老楼快悔 第55話 “死体なき殺人事件”と人事異動

老楼快悔 第55話 “死体なき殺人事件”と人事異動


 人事異動の季節。新聞紙面に異動する人の氏名が掲載されるのを見るたびに、思い出すことがある。それはこんな具合に始まった。
 昭和37年12月19日、釧路警察署に奇妙な通報が入った。独り暮らしの作業員(60)がいなくなり、自宅の茶の間の豆電球が点いたまま。飼い犬と鶏40羽が餓死しているという。同署は現場の状況から、何らかの異変に巻き込まれた可能性があると見て、自殺、他殺の両面から捜査に乗り出した。新聞は「死体なき殺人事件」と報じた。

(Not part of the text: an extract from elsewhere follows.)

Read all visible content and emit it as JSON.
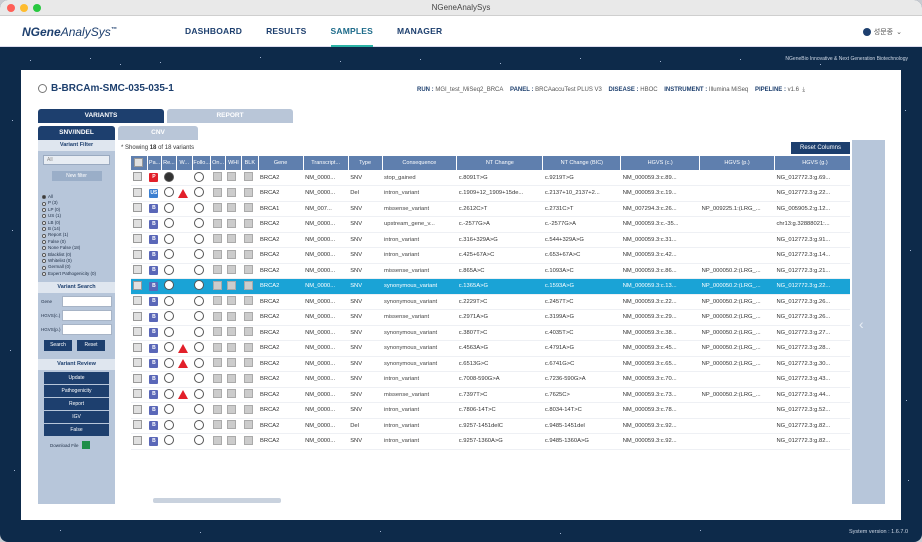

 だが何らの進展もないまま1年2ヵ月が過ぎた。同署が別件で逮捕した男性(30)を取り調べるうち、作業員殺しを自供。その自供に基づき、捜査員の動きが慌ただしくなった。
 この情報をキャッチしたのが昭和39年2月11日夕。同署の刑事らに手当たりしだいに質したが、誰も応じない。当直の刑事室もがらんとしている。トイレで会った刑事が「明日早いから」と言って刑事室に戻っていった。「早い」という言葉が引っかかった。思い余って道警釧路方面本部長公宅へ赴いた。すでに夜10時を回っていた。
 寝巻姿の本部長は「あす、全国の本部長会議があり上京するので」と話しながら、部屋に通すと、高級ウイスキーを取り出して私に勧めた。ややあって「君は、ここにはいないんだよ」と言った。「はぁ」と答えて、本部長の心中を読みとれずにいた。
「明朝、釧路署の刑事が容疑者を連行して、埋めた死体を捜索することにしている」
「はいっ」、そう答えるのがやっとだった。
「ささ、ぐっとやって。私はこれで失礼するよ」
 本部長の好意に深々と頭を垂れ、グラスのウイスキーをぐっと飲んで、待たせておいた車に飛び乗った。会社に戻るなり、編集局の六角机に向かうと夢中になって書いた。明日の取材の準備を整え、午前2時、ゲラ刷りを見届けてから六角机の上で眠った。
 翌朝、北海道新聞は大スクープとなった。早々にカメラマンをともない捜索現場へ赴く。やがて刑事たちや容疑者がやってきて捜索が始まった。だが遺体は見つからない。翌日も、翌々日も、刑事に言われて、私も一緒になって掘ったが、死体は見つからなかった。
 そのうち「道新の先走りだ」「容疑者の自供に振り回されたんだ」といった批判の声が出だした。眠られない夜が続いた。その最中に、私の転勤の内示が出た。焦りがおののきに変わった。
 出発前夜遅く、同僚から「死体発見、明日の朝刊で書く」と連絡が入った。安堵した。出発の釧路駅頭に本部長も姿を現し、笑顔で近づいてくるなり、私の手を固く固く握った。